Formas de vida, peixes lendários e monstros aquáticos da Fossa das Marianas

Fossa das Marianas
Formas de vida, peixes lendários e monstros aquáticos da Fossa das Marianas

Dadas às condições, já é surpreendente que exista alguma forma de vida. A ausência de luz (a luz solar só penetra até 150 metros de profundidade), a pressão impressionante (mais de mil vezes a atmosfera normal) e o oxigênio rarefeito, tornam a proliferação da vida um verdadeiro mistério.
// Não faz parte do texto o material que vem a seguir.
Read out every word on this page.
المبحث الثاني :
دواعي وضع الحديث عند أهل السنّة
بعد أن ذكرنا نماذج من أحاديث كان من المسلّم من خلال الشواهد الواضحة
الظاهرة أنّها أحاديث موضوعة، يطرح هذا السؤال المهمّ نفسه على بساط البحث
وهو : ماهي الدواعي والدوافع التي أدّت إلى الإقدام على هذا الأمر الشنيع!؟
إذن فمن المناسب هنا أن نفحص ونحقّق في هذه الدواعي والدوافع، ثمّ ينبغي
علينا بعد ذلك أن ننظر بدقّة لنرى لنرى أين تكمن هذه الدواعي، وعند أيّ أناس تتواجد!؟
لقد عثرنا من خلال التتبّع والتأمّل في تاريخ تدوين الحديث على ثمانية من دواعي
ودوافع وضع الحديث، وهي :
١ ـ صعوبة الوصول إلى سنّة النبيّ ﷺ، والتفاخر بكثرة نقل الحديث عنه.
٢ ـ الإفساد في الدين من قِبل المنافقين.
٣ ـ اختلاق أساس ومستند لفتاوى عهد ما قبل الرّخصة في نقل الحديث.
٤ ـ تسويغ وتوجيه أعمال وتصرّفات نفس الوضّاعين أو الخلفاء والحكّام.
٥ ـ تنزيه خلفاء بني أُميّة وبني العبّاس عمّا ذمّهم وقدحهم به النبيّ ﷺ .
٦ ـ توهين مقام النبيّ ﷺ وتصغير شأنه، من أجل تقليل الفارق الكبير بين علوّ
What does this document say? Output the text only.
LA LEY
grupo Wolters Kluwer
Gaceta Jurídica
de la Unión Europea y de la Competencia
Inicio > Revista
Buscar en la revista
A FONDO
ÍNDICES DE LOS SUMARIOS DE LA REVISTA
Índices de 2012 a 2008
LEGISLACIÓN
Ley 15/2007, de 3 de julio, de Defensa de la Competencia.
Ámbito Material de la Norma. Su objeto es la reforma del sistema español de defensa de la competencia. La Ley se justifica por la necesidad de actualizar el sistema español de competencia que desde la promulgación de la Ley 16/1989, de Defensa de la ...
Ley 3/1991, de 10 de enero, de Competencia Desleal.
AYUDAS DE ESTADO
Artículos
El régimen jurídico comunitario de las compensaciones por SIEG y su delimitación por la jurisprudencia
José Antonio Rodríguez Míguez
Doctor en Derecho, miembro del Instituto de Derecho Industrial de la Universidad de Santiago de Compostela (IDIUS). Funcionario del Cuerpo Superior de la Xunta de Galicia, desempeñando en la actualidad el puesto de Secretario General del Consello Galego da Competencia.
O tenente Don Walsh e Jacques Piccard, na imersão do Batiscafo Trieste em 23 de janeiro de 1960, foram capazes de ver formas de vida absolutamente únicas: determinadas espécies totalmente diferentes daquelas que estamos acostumados a ver em nosso cotidiano.

A expedição Challenger posteriormente revelou a presença de várias espécies nativas da Fossa das Marianas: crustáceos muito semelhantes aos camarões do Pacífico, mas de tamanho gigantesco (entre 17 e 30 cm), holotúrias (animais em forma de galhos que se alimentam de detritos) e outras pequenas formas de vida com tentáculos e conchas de carbonato.

Mais fundo ainda, a cerca de 8.145 metros na Fossa das Marianas, os investigadores avistaram o que foi apelidado de “Fish Ghost” (Peixe Fantasma): é um peixe bastante pálido, quase transparente, em forma de lenço de papel, mas dotado de aletas muito finas que partem a água quase sem movê-la. O corpo transparente revela até os órgãos internos.

Finalmente, mais recentemente (entre 2014 e 2017) os pesquisadores descobriram uma nova criatura com mais de 8.000 metros, perto da Ilha de Guam na Fossa das Marianas. É o “Peixe Caracol”, um liparídeo de 20 cm de cor rosa translúcida que se alimenta de pequenos crustáceos.

Megalodon, o maior tubarão que já viveu

Fossa das Marianas
Megalodon

Recentemente, espalharam-se rumores de que o Megalodon, considerado extinto há vários milhões de anos, continuava a viver na Fossa das Marianas. Este monstro de 18 metros e com uma abertura mandibular de cerca de 2 metros é na verdade tão bonito quanto extinto, e os rumores foram totalmente desmontados pela comunidade científica.

A Fossa das Marianas realmente ainda é um mistério quando o assunto é a vida marinha, mas já é acessível, desde que você tenha dinheiro para isso. Até a próxima!